The researchers continue to improve their neural network for investigating potential SCOs and to post updated versions of molSimplify. Meanwhile, others in Kulik’s lab are developing tools that can identify promising compounds for other applications. For example, one important area of focus is catalyst design. Graduate student in chemistry Aditya Nandy is focusing on finding a better catalyst for converting methane gas to an easier-to-handle liquid fuel such as methanol — a particularly challenging problem. “Now we have an outside molecule coming in, and our complex — the catalyst — has to act on that molecule to perform a chemical transformation that takes place in a whole series of steps,” says Nandy. “Machine learning will be super-useful in figuring out the important design parameters for a transition metal complex that will make each step in that process energetically favorable.”

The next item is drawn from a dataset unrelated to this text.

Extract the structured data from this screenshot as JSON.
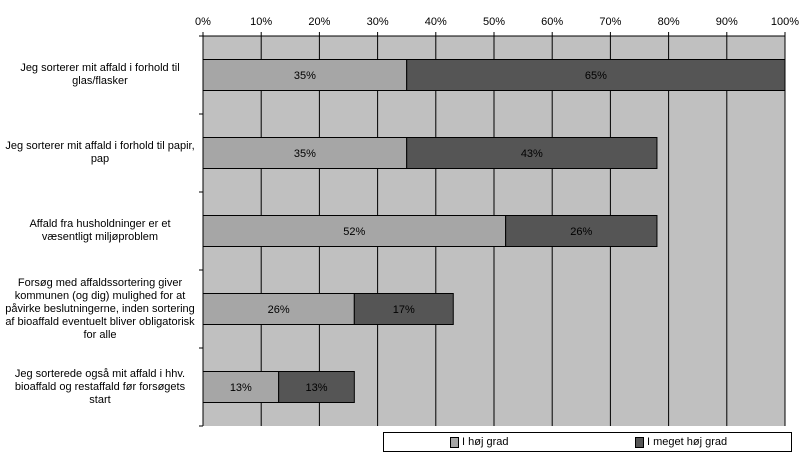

This research was supported by the U.S. Department of the Navy’s Office of Naval Research, the U.S. Department of Energy, the National Science Foundation, and the MIT Energy Initiative Seed Fund Program. Jon Paul Janet was supported in part by an MIT-Singapore University of Technology and Design Graduate Fellowship. Heather Kulik has received a National Science CAREER Award (2019) and an Office of Naval Research Young Investigator Award (2018), among others.